All the President’s (Feminist) Men

(photo: Via Wikimedia Commons)

President Barack Obama has penned an essay for Glamour Magazine: This Is What a Feminist Looks Like. In it he speaks eloquently about raising daughters and how watching the women he loves has changed him such that he too has come out as a feminist. 

What is striking about the President’s article is that it all sounds very reasonable and rational. Of course, there should be equality among the sexes. Who would disagree with that? He explains: “We need to keep changing the attitude that permits the routine harassment of women, whether they’re walking down the street or daring to go online. We need to keep changing the attitude that teaches men to feel threatened by the presence and success of women.” While there I’ve never heard of women who don’t dare to go online, equality is generally considered very good thing. 

For those who don’t read between the lines and really see what policy issues are affected by these ideas, it all sounds so lovely, edifying, and enlightened. But is something else really going on here? The editor of Glamour appears to have inadvertently pulled back the veil on the President’s real motivation in coming out just now as a feminist.
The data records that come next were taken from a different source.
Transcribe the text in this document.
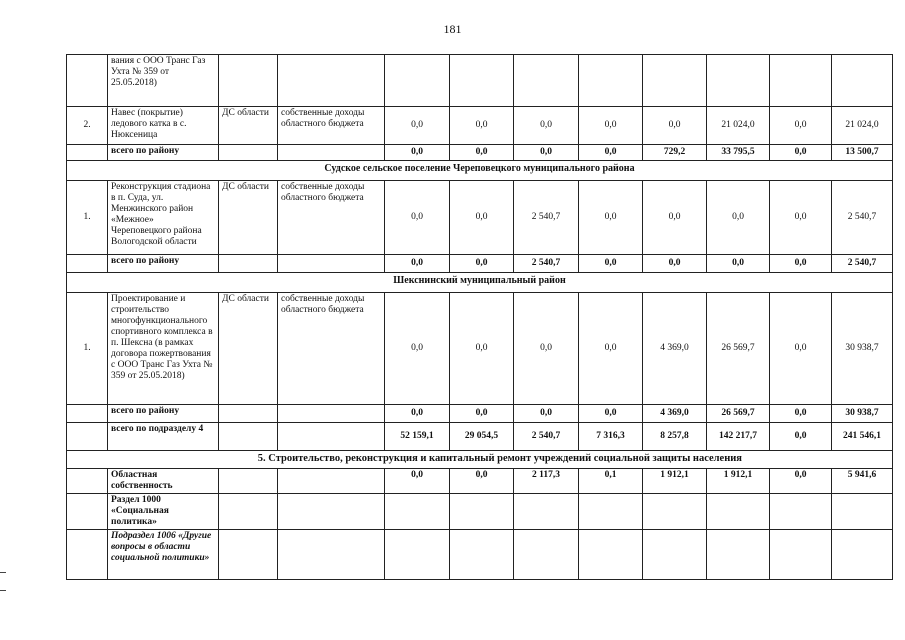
181
	вания с ООО Транс Газ Ухта № 359 от 25.05.2018)										
2.	Навес (покрытие) ледового катка в с. Нюксеница	ДС области	собственные доходы областного бюджета	0,0	0,0	0,0	0,0	0,0	21 024,0	0,0	21 024,0
	всего по району			0,0	0,0	0,0	0,0	729,2	33 795,5	0,0	13 500,7
Судское сельское поселение Череповецкого муниципального района											
1.	Реконструкция стадиона в п. Суда, ул. Менжинского район «Межное» Череповецкого района Вологодской области	ДС области	собственные доходы областного бюджета	0,0	0,0	2 540,7	0,0	0,0	0,0	0,0	2 540,7
	всего по району			0,0	0,0	2 540,7	0,0	0,0	0,0	0,0	2 540,7
Шекснинский муниципальный район											
1.	Проектирование и строительство многофункционального спортивного комплекса в п. Шексна (в рамках договора пожертвования с ООО Транс Газ Ухта № 359 от 25.05.2018)	ДС области	собственные доходы областного бюджета	0,0	0,0	0,0	0,0	4 369,0	26 569,7	0,0	30 938,7
	всего по району			0,0	0,0	0,0	0,0	4 369,0	26 569,7	0,0	30 938,7
	всего по подразделу 4			52 159,1	29 054,5	2 540,7	7 316,3	8 257,8	142 217,7	0,0	241 546,1
5. Строительство, реконструкция и капитальный ремонт учреждений социальной защиты населения											
	Областная собственность			0,0	0,0	2 117,3	0,1	1 912,1	1 912,1	0,0	5 941,6
	Раздел 1000 «Социальная политика»										
	Подраздел 1006 «Другие вопросы в области социальной политики»										
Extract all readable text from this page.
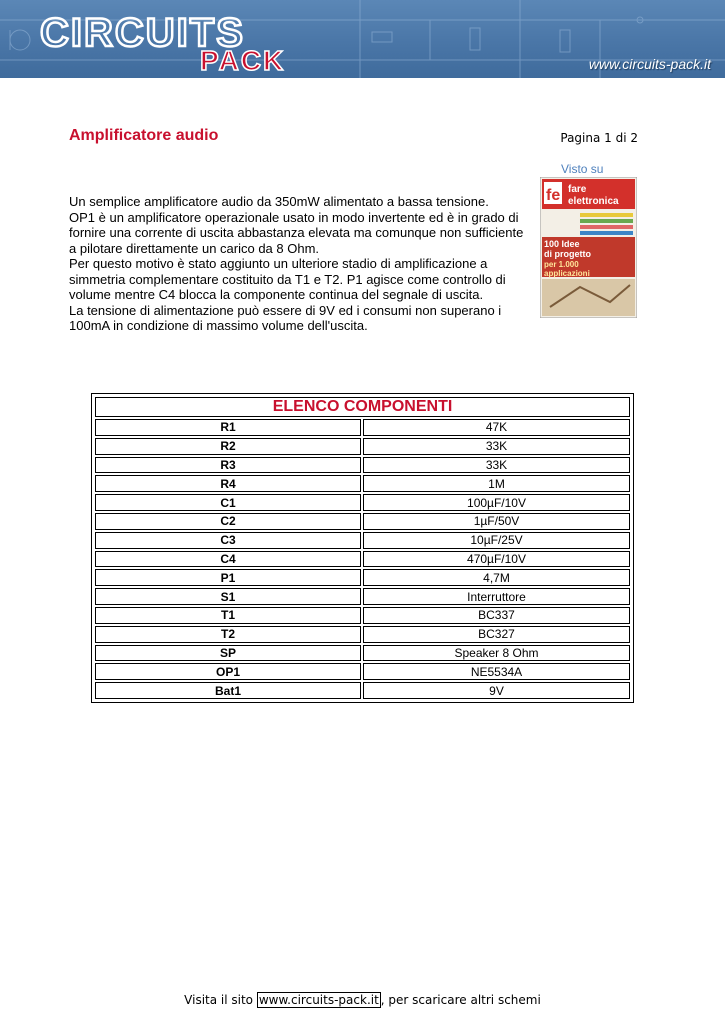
CIRCUITS
PACK	www.circuits-pack.it
Amplificatore audio	Pagina 1 di 2
Visto su
fe fare
elettronica
100 Idee
di progetto
per 1.000
applicazioni

Un semplice amplificatore audio da 350mW alimentato a bassa tensione.

OP1 è un amplificatore operazionale usato in modo invertente ed è in grado di fornire una corrente di uscita abbastanza elevata ma comunque non sufficiente a pilotare direttamente un carico da 8 Ohm.

Per questo motivo è stato aggiunto un ulteriore stadio di amplificazione a simmetria complementare costituito da T1 e T2. P1 agisce come controllo di volume mentre C4 blocca la componente continua del segnale di uscita.

La tensione di alimentazione può essere di 9V ed i consumi non superano i 100mA in condizione di massimo volume dell'uscita.

ELENCO COMPONENTI	
R1	47K
R2	33K
R3	33K
R4	1M
C1	100µF/10V
C2	1µF/50V
C3	10µF/25V
C4	470µF/10V
P1	4,7M
S1	Interruttore
T1	BC337
T2	BC327
SP	Speaker 8 Ohm
OP1	NE5534A
Bat1	9V
Visita il sito www.circuits-pack.it , per scaricare altri schemi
Speaking about the essay, Cindi Leive said on CBS This Morning, “It did strike me as this very modern moment, something that we wouldn’t have heard probably from any other president, but honestly we would not have heard before this year,” she said. “I do think the embrace of the term feminism by men as well as women has really been on the rise.” 

The timing is interesting here. Why wouldn’t we have heard about this before this year? And there is really nothing new about the term “feminist,” even when applied to men. And while President Obama has evolved on his position about same-sex marriage, he didn’t just become a husband and father this year. Is it too much to consider that, perhaps, in the age of journolist and wikileaks, there is colluding going on to a) present the idea that having a woman as the presidential nominee for a major party is yet another step in the progressive trajectory, and b) that men can be part of that next step by coming out as feminists and voting for her in November? Perhaps this isn’t just a president reflecting on his life as a father, but more “virtue signaling” to women that the men they influence should be feminists and should vote as such.
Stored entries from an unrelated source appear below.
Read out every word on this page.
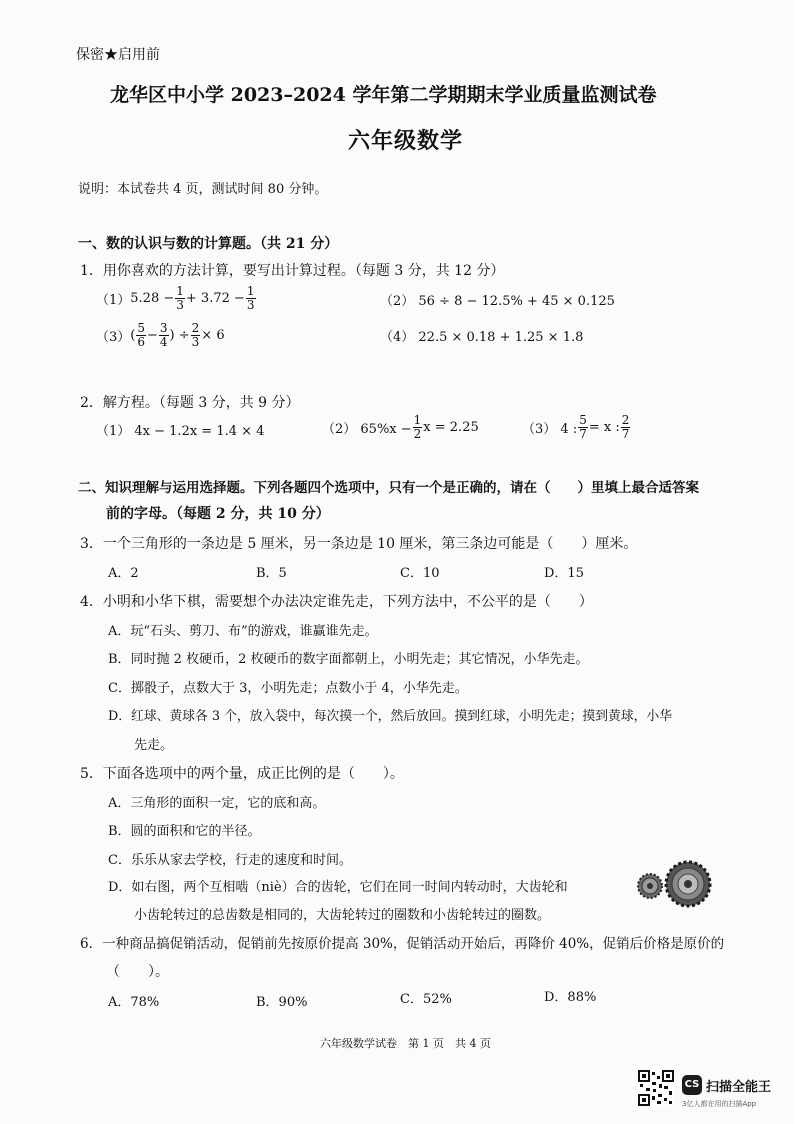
保密★启用前
龙华区中小学 2023–2024 学年第二学期期末学业质量监测试卷
六年级数学
说明：本试卷共 4 页，测试时间 80 分钟。
一、数的认识与数的计算题。（共 21 分）
1．用你喜欢的方法计算，要写出计算过程。（每题 3 分，共 12 分）
（1） $5.28 - \frac{1}{3} + 3.72 - \frac{1}{3}$	（2） 56 ÷ 8 − 12.5% + 45 × 0.125
（3） ( $\frac{5}{6} - \frac{3}{4}$ ) ÷ $\frac{2}{3} \times 6$	（4） 22.5 × 0.18 + 1.25 × 1.8
2．解方程。（每题 3 分，共 9 分）
（1） 4x − 1.2x = 1.4 × 4	（2） $65\%x - \frac{1}{2}$ x = 2.25	（3） 4 : $\frac{5}{7} = x$ : $\frac{2}{7}$
二、知识理解与运用选择题。下列各题四个选项中，只有一个是正确的，请在（　　）里填上最合适答案
前的字母。（每题 2 分，共 10 分）
3．一个三角形的一条边是 5 厘米，另一条边是 10 厘米，第三条边可能是（　　）厘米。
A．2	B．5	C．10	D．15
4．小明和小华下棋，需要想个办法决定谁先走，下列方法中，不公平的是（　　）
A．玩“石头、剪刀、布”的游戏，谁赢谁先走。
B．同时抛 2 枚硬币，2 枚硬币的数字面都朝上，小明先走；其它情况，小华先走。
C．掷骰子，点数大于 3，小明先走；点数小于 4，小华先走。
D．红球、黄球各 3 个，放入袋中，每次摸一个，然后放回。摸到红球，小明先走；摸到黄球，小华
先走。
5．下面各选项中的两个量，成正比例的是（　　）。
A．三角形的面积一定，它的底和高。
B．圆的面积和它的半径。
C．乐乐从家去学校，行走的速度和时间。
D．如右图，两个互相啮（niè）合的齿轮，它们在同一时间内转动时，大齿轮和
小齿轮转过的总齿数是相同的，大齿轮转过的圈数和小齿轮转过的圈数。
6．一种商品搞促销活动，促销前先按原价提高 30%，促销活动开始后，再降价 40%，促销后价格是原价的
（　　）。
A．78%	B．90%	C．52%	D．88%
六年级数学试卷　第 1 页　共 4 页
CS 扫描全能王
3亿人都在用的扫描App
But let’s give the President the benefit of the doubt. No matter how sincere he may be, there are still issues. First of all, this isn’t just one public relations effort about women’s rights, but the culmination of the most radical aspect of secular feminism. President Obama has made no secret of his belief that the rainbow of genders goes well beyond male and female and that all are equally valid. In the essay, he applauds yet again those who are “helping all of us understand that forcing people to adhere to outmoded, rigid notions of identity isn’t good for anybody—men, women, gay, straight, transgender, or otherwise.” The President’s opinions align with those of feminist diva Gloria Steinem. Steinem has been a major driver in the feminist movement for decades and has helped craft the myth that children are impediments (or as the President infamously has said, a punishment) to women. Steinem, now in her 80s, recently penned a new book boasting of her achievement of near-gender neutrality. By emphasizing that men are feminists too, President Obama is publicizing the capstone of the feminist project, namely, complete and universal gender neutrality.
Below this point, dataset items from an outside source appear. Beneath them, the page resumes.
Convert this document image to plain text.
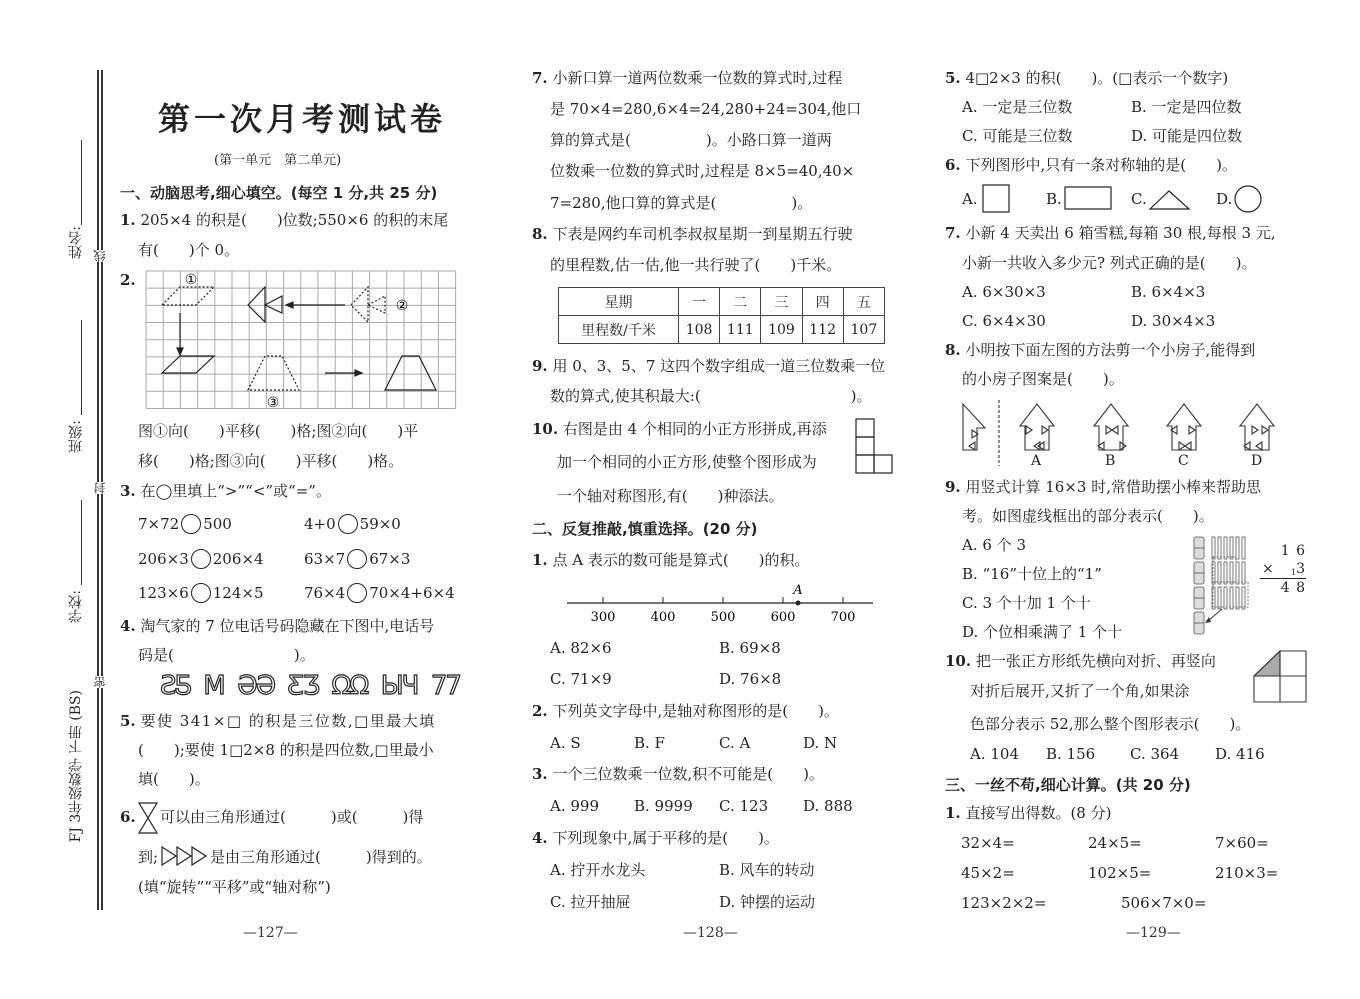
姓名:
班级:
学校:
FJ 3年级数学 下册 (BS)
线
封
密
第一次月考测试卷
(第一单元　第二单元)
一、动脑思考,细心填空。(每空 1 分,共 25 分)
1. 205×4 的积是(　　)位数;550×6 的积的末尾
有(　　)个 0。
2.	①
②
③
图①向(　　)平移(　　)格;图②向(　　)平
移(　　)格;图③向(　　)平移(　　)格。
3. 在◯里填上“>”“<”或“=”。
7×72 500	4+0 59×0
206×3 206×4	63×7 67×3
123×6 124×5	76×4 70×4+6×4
4. 淘气家的 7 位电话号码隐藏在下图中,电话号
码是(　　　　　　　　)。
ƧƼ M ƏƏ ƸƷ ΩΩ ЫЧ 77
5. 要使 341×□ 的积是三位数,□里最大填
(　　);要使 1□2×8 的积是四位数,□里最小
填(　　)。
6. 可以由三角形通过(　　　)或(　　　)得
到;	是由三角形通过(　　　)得到的。
(填“旋转”“平移”或“轴对称”)
—127—
7. 小新口算一道两位数乘一位数的算式时,过程
是 70×4=280,6×4=24,280+24=304,他口
算的算式是(　　　　　)。小路口算一道两
位数乘一位数的算式时,过程是 8×5=40,40×
7=280,他口算的算式是(　　　　　)。
8. 下表是网约车司机李叔叔星期一到星期五行驶
的里程数,估一估,他一共行驶了(　　)千米。
星期	一	二	三	四	五
里程数/千米	108	111	109	112	107
9. 用 0、3、5、7 这四个数字组成一道三位数乘一位
数的算式,使其积最大:(　　　　　　　　　　)。
10. 右图是由 4 个相同的小正方形拼成,再添
加一个相同的小正方形,使整个图形成为
一个轴对称图形,有(　　)种添法。
二、反复推敲,慎重选择。(20 分)
1. 点 A 表示的数可能是算式(　　)的积。
300	400	500	600	700
A
A. 82×6	B. 69×8
C. 71×9	D. 76×8
2. 下列英文字母中,是轴对称图形的是(　　)。
A. S	B. F	C. A	D. N
3. 一个三位数乘一位数,积不可能是(　　)。
A. 999 B. 9999 C. 123 D. 888
4. 下列现象中,属于平移的是(　　)。
A. 拧开水龙头	B. 风车的转动
C. 拉开抽屉	D. 钟摆的运动
—128—
5. 4□2×3 的积(　　)。(□表示一个数字)
A. 一定是三位数	B. 一定是四位数
C. 可能是三位数	D. 可能是四位数
6. 下列图形中,只有一条对称轴的是(　　)。
A.	B.	C.	D.
7. 小新 4 天卖出 6 箱雪糕,每箱 30 根,每根 3 元,
小新一共收入多少元? 列式正确的是(　　)。
A. 6×30×3	B. 6×4×3
C. 6×4×30	D. 30×4×3
8. 小明按下面左图的方法剪一个小房子,能得到
的小房子图案是(　　)。
A	B	C	D
9. 用竖式计算 16×3 时,常借助摆小棒来帮助思
考。如图虚线框出的部分表示(　　)。
A. 6 个 3
B. “16”十位上的“1”
C. 3 个十加 1 个十
D. 个位相乘满了 1 个十
1 6
× 1 3
4 8
10. 把一张正方形纸先横向对折、再竖向
对折后展开,又折了一个角,如果涂
色部分表示 52,那么整个图形表示(　　)。
A. 104 B. 156 C. 364 D. 416
三、一丝不苟,细心计算。(共 20 分)
1. 直接写出得数。(8 分)
32×4=	24×5=	7×60=
45×2=	102×5=	210×3=
123×2×2=	506×7×0=
—129—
But let’s give the President even one more chance. Perhaps what he is suggesting is truly good for women? Real Simple Magazine, in its April 2016 issue, presented the progressive vision of secular feminism. As the graphic shows, President Obama’s policies, particularly related to healthcare, have furthered the progressive narrative. Yes, the arguments are all very tidy: women need contraception and abortion so they can compete with men and be happy. Men are happy. Women will be happy when they are like men – or something like that.

What is left out of the tidy narrative, however, are the real details about women and happiness. As I discuss in my book Ultimate Makeover, a quick look at a happiness index – a measure of rates of obesity, drug addiction, suicide, anti-depressant use and divorce statistics – doesn’t paint a rosy picture of happiness. Secular feminists will argue that women have yet to truly be equal to men, so this is where all of this unhappiness originates. But all of these levels are higher than those of women in previous generations. One would expect that with all of these advances this index would clearly be improving – rising with the feminist gains, not getting worse.  

Meanwhile, all those great devices meant to make women equal to men aren’t quite working as sold. As I wrote here previously, the pill and abortion have presented significant health issues. The pill is currently categorized as a class one carcinogen by the World Health Organization, right up there with smoking and asbestos, and the abortion/breast cancer link is getting harder and harder to deny, to say nothing about the psychological effects that can be confirmed by Project Rachel organizers. There is no happiness in realizing that these must-haves are literally depressing or even killing us.